First of all, it is worthy to agree on terms. Information activity on drugs safety concerns the whole collection of data and concepts that international regulatory agencies have made available for prescribers, health workers and patients since the thalidomide disaster. From the Sixties, the task of informing health workers and patients about the risks they might incur by taking drugs has never since been left to pharmaceutical companies only.
In practice, over the time, technical files for prescribers and patients information leaflets have even improved in what concerns language and efficacy. However, this does not resolve what kind of communication is needed for the management of drugs-associated risks. This last activity, in fact, requires a more active role and participation from the information receivers, while the mere availability of safety data is not considered to be sufficient.
From this point of view, the instruments must be able to interact in different way, depending on the specific requirements.
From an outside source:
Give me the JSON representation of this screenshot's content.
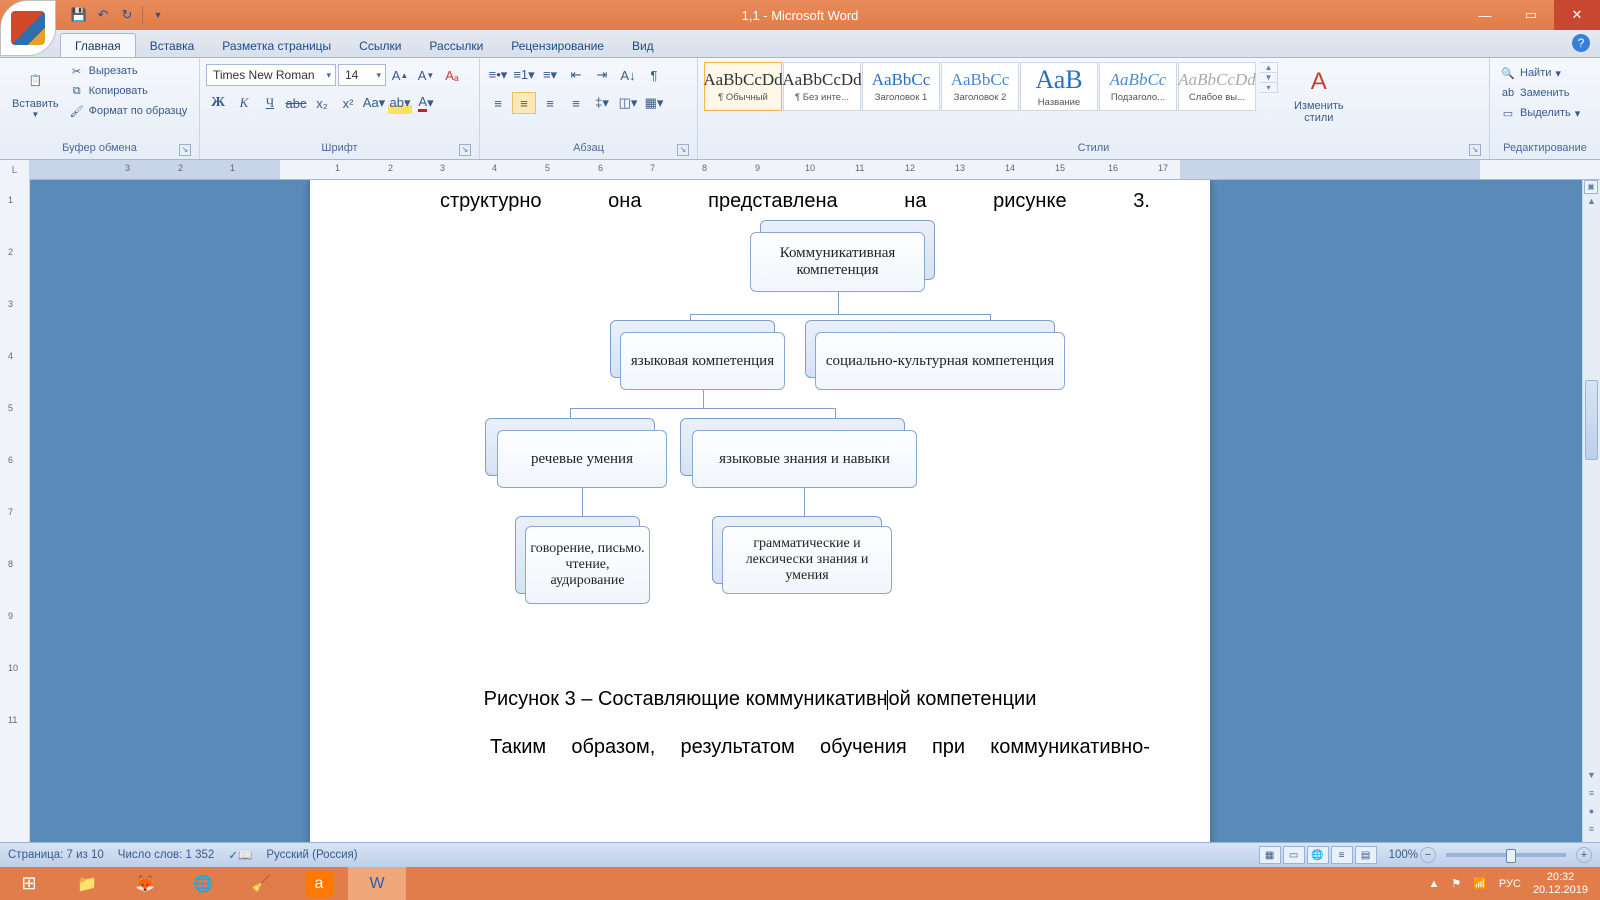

In the past, drugs information centres, anti-poison centres or broadened editorial instruments tried to carry out this role. Rarely, regulatory agencies themselves made bulletins or newsletters available. Even more rarely these necessities have been “assessed” to ascertain the capability of a real impact on the prescribing attitudes and, consequently, on the exposition to the risks associated with drugs use. Considering this premise, it is now opportune to wonder how much the new rules in pharmacovigilance will add to the activities on drugs-safety communication. At the moment, the listed educational activities do not answer this question.
A recent survey, conducted on all medicines registered with centralized procedure (until December 2011) and including additional measures for risk management (listed as educational), shows that there is still a lot to do in the field.1 In fact the data confirm that the majority of programs developed to communicate a risk failed to define many essential aspects: whom the communication has to be directed to, using what instruments, in what times and with what aims? Yet, at the act of registration, these campaigns are considered so necessary for the risk management to be integrative part of the pharmacovigilance plans. The consequence of this is even more worrying when considering that the absence of specific indications often allows pharmaceutical industries to utilize these commitments and conduct information campaigns which totally lack the essential requirements to reduce the possible risks. Besides, the absence of these elements makes difficult to assess the impact of information/communication activity respect to the generic aim to reduce the theoretical or real risk associated with the drug use. Companies receive precise indications on studies typologies depending on what they aim to achieve in terms of regulatory options (authorization, dosage change, etc.). On the contrary, when a medicine has such a high uncertainty level that it becomes necessary to pay particular attention in communicating its characteristics (alert card, check list, patient information cards, etc.), Agencies in our continent are still very evasive. In this scenario, then, the member States act in different ways. Some, profiting of dedicated structures, are able to guarantee anyway some sort of evaluation and control on how risk communication activities is carried out by pharmaceutical industries.
In general, it is worthy to remark that the lack of adequate communication on drug-use associated risks is one of the risk factors (not the more negligible) that expose to drug adverse reactions. In this sense communication and update on the subject meet continuing education, which is essential to be able to understand when we are actually observing an adverse reaction after prescribing of a new drug.
- Pharmacoepid Drug Safety 2012;21(suppl 1):461.